Wednesday, February 9, 2011

James Hansen's Climate Future

In his global warming memoir "Storms of my Grandchildren", NASA scientist James Hansen describes his role over the last decade trying to inform policy decisions about climate change. Hansen has been working tirelessly on the science for more than 30 years, and I was most impressed with his reflections on the empirical certainty of climate change, his baseline for any serious attempt to address the problem, and his proposal to reconsider advanced nuclear power as part of the response.

One of the greatest criticisms of climate change theory is its reliance on computer models to make uncertain predictions about the future. According to Dr. Hansen, a better approach is to rely on the empirical evidence from the geological climate record. The layers of ice deposited in Antarctica over the past 425,000 years contain a detailed record of both the relative temperature (from the properties of the ice) and the concentration of heat-trapping gases in the atmosphere (from air bubbles trapped in the ice). This record includes information spanning the last four ice ages, which are caused by natural variations in the orbit and rotation axis of the Earth, and it demonstrates a precise relationship between the average temperature and the concentration of heat-trapping gases. The conclusion is unambiguous: we can expect the globe to warm by 3°C from a doubling of carbon-dioxide.
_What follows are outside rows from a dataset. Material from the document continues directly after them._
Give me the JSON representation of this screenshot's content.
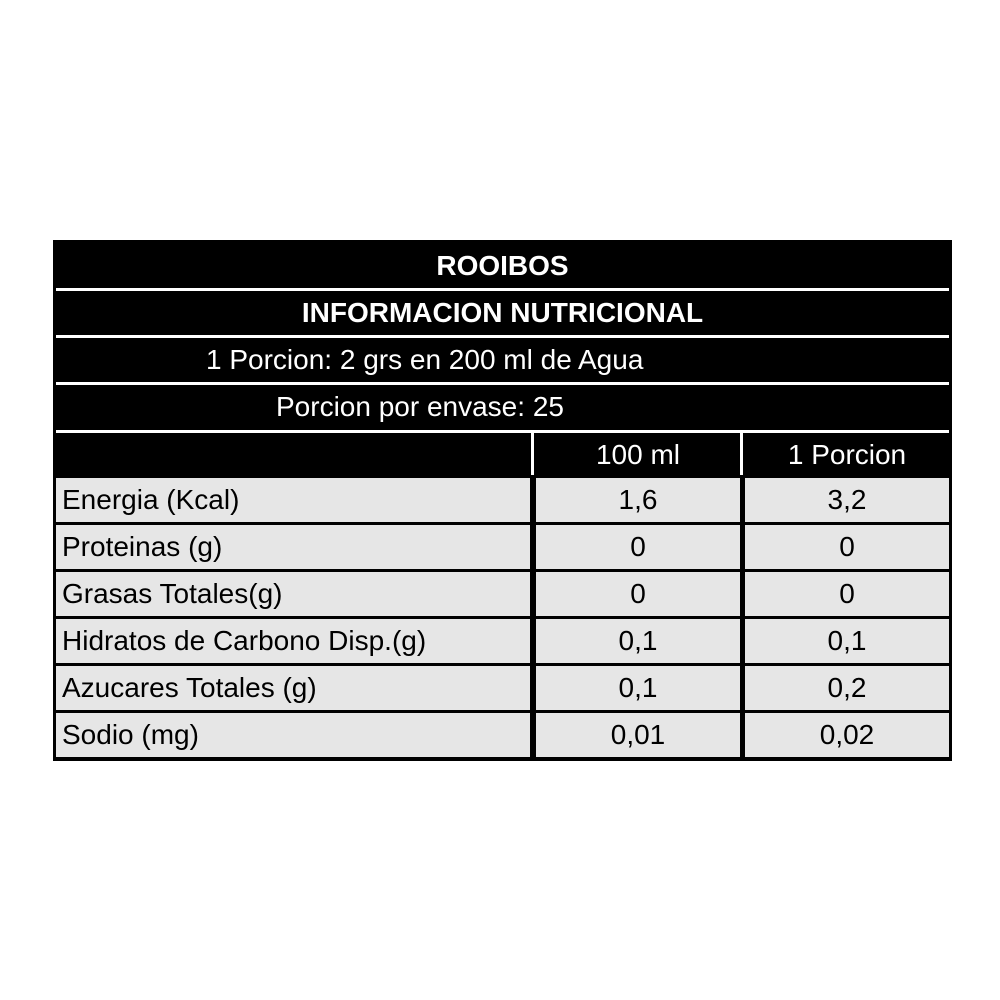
{
  "label": {
    "product": "ROOIBOS",
    "title": "INFORMACION NUTRICIONAL",
    "serving": "1 Porcion: 2 grs en 200 ml de Agua",
    "servings_per_container": "Porcion por envase: 25",
    "columns": [
      "",
      "100 ml",
      "1 Porcion"
    ],
    "rows": [
      {
        "name": "Energia (Kcal)",
        "per100": "1,6",
        "perServing": "3,2"
      },
      {
        "name": "Proteinas (g)",
        "per100": "0",
        "perServing": "0"
      },
      {
        "name": "Grasas Totales(g)",
        "per100": "0",
        "perServing": "0"
      },
      {
        "name": "Hidratos de Carbono Disp.(g)",
        "per100": "0,1",
        "perServing": "0,1"
      },
      {
        "name": "Azucares Totales (g)",
        "per100": "0,1",
        "perServing": "0,2"
      },
      {
        "name": "Sodio (mg)",
        "per100": "0,01",
        "perServing": "0,02"
      }
    ]
  },
  "colors": {
    "header_bg": "#000000",
    "row_bg": "#e6e6e6",
    "header_text": "#ffffff"
  }
}
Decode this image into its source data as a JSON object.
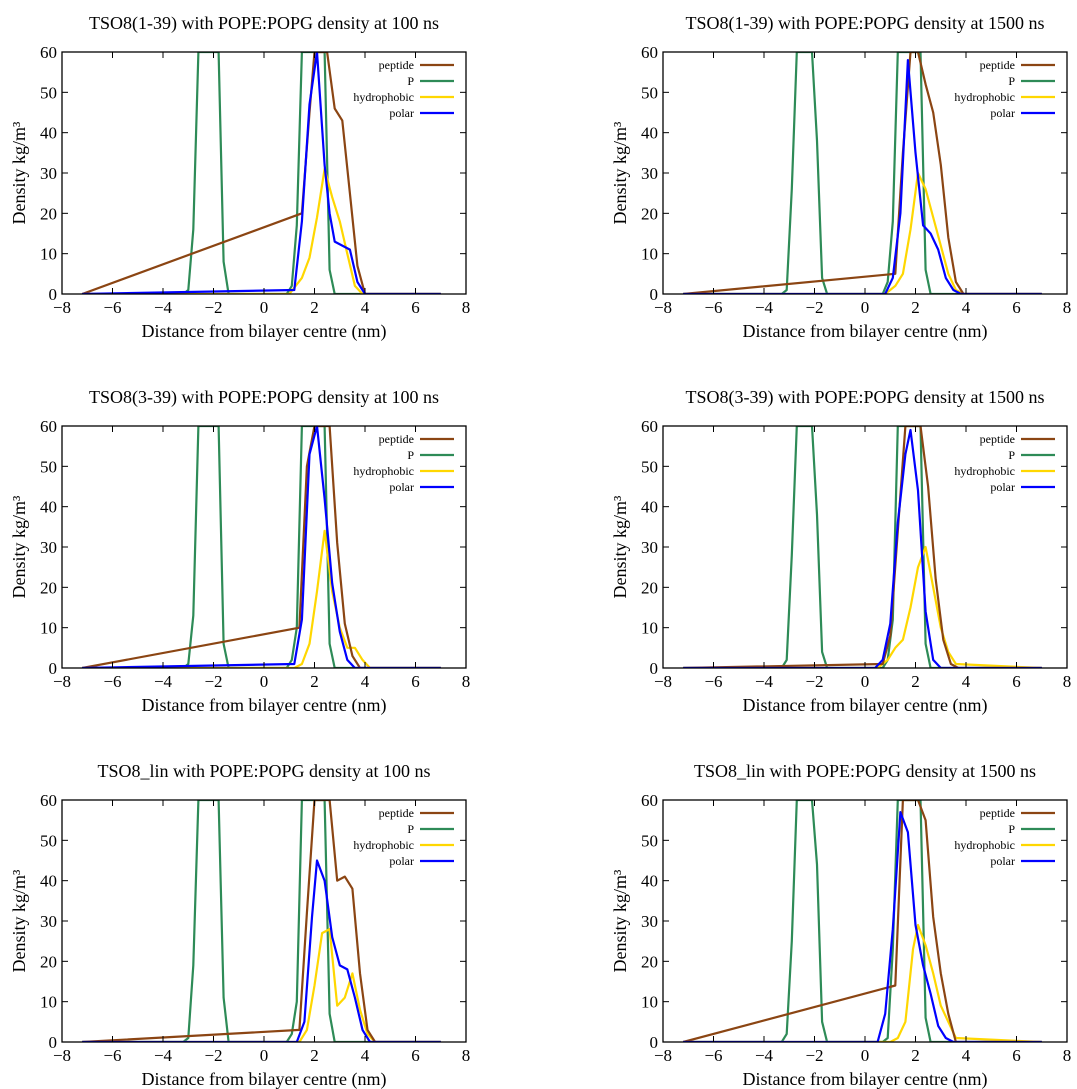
{
  "figure": {
    "xlabel": "Distance from bilayer centre (nm)",
    "ylabel": "Density kg/m³",
    "xlim": [
      -8,
      8
    ],
    "ylim": [
      0,
      60
    ],
    "xticks": [
      -8,
      -6,
      -4,
      -2,
      0,
      2,
      4,
      6,
      8
    ],
    "xtick_labels": [
      "−8",
      "−6",
      "−4",
      "−2",
      "0",
      "2",
      "4",
      "6",
      "8"
    ],
    "yticks": [
      0,
      10,
      20,
      30,
      40,
      50,
      60
    ],
    "legend": [
      "peptide",
      "P",
      "hydrophobic",
      "polar"
    ],
    "colors": {
      "peptide": "#8b4513",
      "P": "#2e8b57",
      "hydrophobic": "#ffd700",
      "polar": "#0000ff"
    }
  },
  "chart_data": [
    {
      "type": "line",
      "title": "TSO8(1-39) with POPE:POPG density at 100 ns",
      "series": [
        {
          "name": "peptide",
          "x": [
            -7.2,
            1.5,
            1.8,
            2.0,
            2.2,
            2.5,
            2.8,
            3.1,
            3.4,
            3.7,
            4.0,
            7.0
          ],
          "y": [
            0,
            20,
            45,
            60,
            60,
            60,
            46,
            43,
            25,
            7,
            0,
            0
          ]
        },
        {
          "name": "P",
          "x": [
            -7.2,
            -3.2,
            -3.0,
            -2.8,
            -2.6,
            -2.4,
            -2.2,
            -2.0,
            -1.8,
            -1.6,
            -1.4,
            0.9,
            1.1,
            1.3,
            1.5,
            1.8,
            2.1,
            2.4,
            2.6,
            2.8,
            7.0
          ],
          "y": [
            0,
            0,
            1,
            16,
            60,
            60,
            60,
            60,
            60,
            8,
            0,
            0,
            2,
            17,
            60,
            60,
            60,
            60,
            6,
            0,
            0
          ]
        },
        {
          "name": "hydrophobic",
          "x": [
            -7.2,
            1.0,
            1.5,
            1.8,
            2.1,
            2.4,
            2.7,
            3.0,
            3.3,
            3.6,
            3.9,
            7.0
          ],
          "y": [
            0,
            0,
            4,
            9,
            19,
            31,
            24,
            18,
            10,
            2,
            0,
            0
          ]
        },
        {
          "name": "polar",
          "x": [
            -7.2,
            1.2,
            1.5,
            1.8,
            2.1,
            2.4,
            2.6,
            2.8,
            3.1,
            3.4,
            3.7,
            4.0,
            7.0
          ],
          "y": [
            0,
            1,
            18,
            47,
            60,
            32,
            20,
            13,
            12,
            11,
            3,
            0,
            0
          ]
        }
      ]
    },
    {
      "type": "line",
      "title": "TSO8(1-39) with POPE:POPG density at 1500 ns",
      "series": [
        {
          "name": "peptide",
          "x": [
            -7.2,
            1.2,
            1.5,
            1.8,
            2.1,
            2.4,
            2.7,
            3.0,
            3.3,
            3.6,
            3.9,
            7.0
          ],
          "y": [
            0,
            5,
            35,
            60,
            60,
            52,
            45,
            32,
            14,
            3,
            0,
            0
          ]
        },
        {
          "name": "P",
          "x": [
            -7.2,
            -3.3,
            -3.1,
            -2.9,
            -2.7,
            -2.5,
            -2.3,
            -2.1,
            -1.9,
            -1.7,
            -1.5,
            0.7,
            0.9,
            1.1,
            1.3,
            1.6,
            1.9,
            2.2,
            2.4,
            2.6,
            7.0
          ],
          "y": [
            0,
            0,
            1,
            26,
            60,
            60,
            60,
            60,
            38,
            4,
            0,
            0,
            3,
            18,
            60,
            60,
            60,
            60,
            6,
            0,
            0
          ]
        },
        {
          "name": "hydrophobic",
          "x": [
            -7.2,
            0.8,
            1.2,
            1.5,
            1.8,
            2.1,
            2.4,
            2.7,
            3.0,
            3.3,
            3.6,
            3.9,
            7.0
          ],
          "y": [
            0,
            0,
            2,
            5,
            16,
            30,
            26,
            19,
            12,
            5,
            1,
            0,
            0
          ]
        },
        {
          "name": "polar",
          "x": [
            -7.2,
            0.8,
            1.1,
            1.4,
            1.7,
            2.0,
            2.3,
            2.6,
            2.9,
            3.2,
            3.5,
            3.8,
            7.0
          ],
          "y": [
            0,
            0,
            4,
            20,
            58,
            35,
            17,
            15,
            11,
            4,
            1,
            0,
            0
          ]
        }
      ]
    },
    {
      "type": "line",
      "title": "TSO8(3-39) with POPE:POPG density at 100 ns",
      "series": [
        {
          "name": "peptide",
          "x": [
            -7.2,
            1.4,
            1.7,
            2.0,
            2.3,
            2.6,
            2.9,
            3.2,
            3.5,
            3.8,
            7.0
          ],
          "y": [
            0,
            10,
            50,
            60,
            60,
            60,
            31,
            11,
            3,
            0,
            0
          ]
        },
        {
          "name": "P",
          "x": [
            -7.2,
            -3.2,
            -3.0,
            -2.8,
            -2.6,
            -2.4,
            -2.2,
            -2.0,
            -1.8,
            -1.6,
            -1.4,
            0.9,
            1.1,
            1.3,
            1.5,
            1.8,
            2.1,
            2.4,
            2.6,
            2.8,
            7.0
          ],
          "y": [
            0,
            0,
            1,
            13,
            60,
            60,
            60,
            60,
            60,
            6,
            0,
            0,
            2,
            10,
            60,
            60,
            60,
            60,
            6,
            0,
            0
          ]
        },
        {
          "name": "hydrophobic",
          "x": [
            -7.2,
            1.2,
            1.5,
            1.8,
            2.1,
            2.4,
            2.7,
            3.0,
            3.3,
            3.6,
            3.9,
            4.2,
            7.0
          ],
          "y": [
            0,
            0,
            1,
            6,
            19,
            34,
            19,
            10,
            5,
            5,
            2,
            0,
            0
          ]
        },
        {
          "name": "polar",
          "x": [
            -7.2,
            1.2,
            1.5,
            1.8,
            2.1,
            2.4,
            2.7,
            3.0,
            3.3,
            3.6,
            7.0
          ],
          "y": [
            0,
            1,
            12,
            53,
            60,
            42,
            21,
            9,
            2,
            0,
            0
          ]
        }
      ]
    },
    {
      "type": "line",
      "title": "TSO8(3-39) with POPE:POPG density at 1500 ns",
      "series": [
        {
          "name": "peptide",
          "x": [
            -7.2,
            0.7,
            1.0,
            1.3,
            1.6,
            1.9,
            2.2,
            2.5,
            2.8,
            3.1,
            3.4,
            3.7,
            7.0
          ],
          "y": [
            0,
            1,
            8,
            34,
            60,
            60,
            60,
            45,
            22,
            7,
            1,
            0,
            0
          ]
        },
        {
          "name": "P",
          "x": [
            -7.2,
            -3.3,
            -3.1,
            -2.9,
            -2.7,
            -2.5,
            -2.3,
            -2.1,
            -1.9,
            -1.7,
            -1.5,
            0.7,
            0.9,
            1.1,
            1.3,
            1.6,
            1.9,
            2.2,
            2.4,
            2.6,
            7.0
          ],
          "y": [
            0,
            0,
            2,
            28,
            60,
            60,
            60,
            60,
            38,
            4,
            0,
            0,
            2,
            12,
            60,
            60,
            60,
            60,
            6,
            0,
            0
          ]
        },
        {
          "name": "hydrophobic",
          "x": [
            -7.2,
            0.5,
            0.9,
            1.2,
            1.5,
            1.8,
            2.1,
            2.4,
            2.7,
            3.0,
            3.3,
            3.6,
            7.0
          ],
          "y": [
            0,
            0,
            2,
            5,
            7,
            15,
            25,
            30,
            20,
            10,
            4,
            1,
            0
          ]
        },
        {
          "name": "polar",
          "x": [
            -7.2,
            0.4,
            0.7,
            1.0,
            1.3,
            1.6,
            1.8,
            2.1,
            2.4,
            2.7,
            3.0,
            3.3,
            7.0
          ],
          "y": [
            0,
            0,
            2,
            11,
            36,
            53,
            59,
            44,
            14,
            2,
            0,
            0,
            0
          ]
        }
      ]
    },
    {
      "type": "line",
      "title": "TSO8_lin with POPE:POPG density at 100 ns",
      "series": [
        {
          "name": "peptide",
          "x": [
            -7.2,
            1.4,
            1.7,
            2.0,
            2.3,
            2.6,
            2.9,
            3.2,
            3.5,
            3.8,
            4.1,
            4.4,
            7.0
          ],
          "y": [
            0,
            3,
            32,
            60,
            60,
            60,
            40,
            41,
            38,
            17,
            3,
            0,
            0
          ]
        },
        {
          "name": "P",
          "x": [
            -7.2,
            -3.2,
            -3.0,
            -2.8,
            -2.6,
            -2.4,
            -2.2,
            -2.0,
            -1.8,
            -1.6,
            -1.4,
            0.9,
            1.1,
            1.3,
            1.5,
            1.8,
            2.1,
            2.4,
            2.6,
            2.8,
            7.0
          ],
          "y": [
            0,
            0,
            1,
            19,
            60,
            60,
            60,
            60,
            60,
            11,
            0,
            0,
            2,
            10,
            60,
            60,
            60,
            60,
            7,
            0,
            0
          ]
        },
        {
          "name": "hydrophobic",
          "x": [
            -7.2,
            1.4,
            1.7,
            2.0,
            2.3,
            2.6,
            2.9,
            3.2,
            3.5,
            3.8,
            4.1,
            4.4,
            7.0
          ],
          "y": [
            0,
            0,
            3,
            14,
            27,
            28,
            9,
            11,
            17,
            8,
            2,
            0,
            0
          ]
        },
        {
          "name": "polar",
          "x": [
            -7.2,
            1.3,
            1.6,
            1.9,
            2.1,
            2.4,
            2.7,
            3.0,
            3.3,
            3.6,
            3.9,
            4.2,
            7.0
          ],
          "y": [
            0,
            0,
            5,
            31,
            45,
            40,
            26,
            19,
            18,
            11,
            3,
            0,
            0
          ]
        }
      ]
    },
    {
      "type": "line",
      "title": "TSO8_lin with POPE:POPG density at 1500 ns",
      "series": [
        {
          "name": "peptide",
          "x": [
            -7.2,
            1.2,
            1.5,
            1.8,
            2.1,
            2.4,
            2.7,
            3.0,
            3.3,
            3.6,
            7.0
          ],
          "y": [
            0,
            14,
            60,
            60,
            60,
            55,
            31,
            17,
            7,
            0,
            0
          ]
        },
        {
          "name": "P",
          "x": [
            -7.2,
            -3.3,
            -3.1,
            -2.9,
            -2.7,
            -2.5,
            -2.3,
            -2.1,
            -1.9,
            -1.7,
            -1.5,
            0.7,
            0.9,
            1.1,
            1.3,
            1.6,
            1.9,
            2.2,
            2.4,
            2.6,
            7.0
          ],
          "y": [
            0,
            0,
            2,
            25,
            60,
            60,
            60,
            60,
            44,
            5,
            0,
            0,
            1,
            23,
            60,
            60,
            60,
            60,
            6,
            0,
            0
          ]
        },
        {
          "name": "hydrophobic",
          "x": [
            -7.2,
            1.0,
            1.3,
            1.6,
            1.9,
            2.1,
            2.4,
            2.7,
            3.0,
            3.3,
            3.6,
            7.0
          ],
          "y": [
            0,
            0,
            1,
            5,
            23,
            29,
            24,
            17,
            9,
            5,
            1,
            0
          ]
        },
        {
          "name": "polar",
          "x": [
            -7.2,
            0.5,
            0.8,
            1.1,
            1.4,
            1.7,
            2.0,
            2.3,
            2.6,
            2.9,
            3.2,
            3.5,
            7.0
          ],
          "y": [
            0,
            0,
            7,
            28,
            57,
            52,
            29,
            19,
            12,
            4,
            1,
            0,
            0
          ]
        }
      ]
    }
  ]
}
It may surprise readers of Hansen's book that he is opposed to cap-and-trade legislation as a policy response to climate change. Looking at the results of the relatively modest Kyoto Protocol, he concludes that even legally binding international agreements are simply not effective in practice. Instead, he favors a gradually increasing carbon tax, with the dividends redistributed uniformly to the public to help offset the resulting price increases. According to Hansen, this approach is the only way to ensure that much of the remaining coal and unconventional fossil fuels (such as tar sands and shale oil) stays in the ground and is never burned. His litmus test for any politician who is truly serious about addressing climate change is to call for an immediate moratorium on the construction of new coal-burning power plants that will not capture and store the carbon.

Rather than leave us with a big problem and no way to solve it, Hansen presents a thorough and honest assessment of the potential of nuclear power. If you thought that all nuclear power produces a mountain of radioactive waste that remains dangerous for ten thousand years, then you've never heard of a "liquid-metal fast breeder reactor". The concept for this 4th generation nuclear power (currently operating reactors use 2nd generation technology) has been around since the 1940's, and in 1994 a full scale demonstration reactor was on track to be constructed by Argonne National Laboratory. In that year, the program was canceled by Bill Clinton and Al Gore -- possibly without much thought, as a nod to anti-nuclear activists that helped them get elected. Hansen claims that such reactors are 100 times more efficient than conventional nuclear power plants, and that there is enough of the required nuclear fuel (uranium hexafluoride, a byproduct of nuclear weapons production) in U.S. stockpiles to power the country for the next thousand years. The only waste products can be stored safely on-site for just a few hundred years.

Hansen believes that we have not yet reached a tipping point, and that we have the power to save the future for our grandchildren if we choose to do so. He understandably remains skeptical that we will actually make that choice, and this book is his final attempt to make his message heard. If we don't listen, we have nobody to blame but ourselves.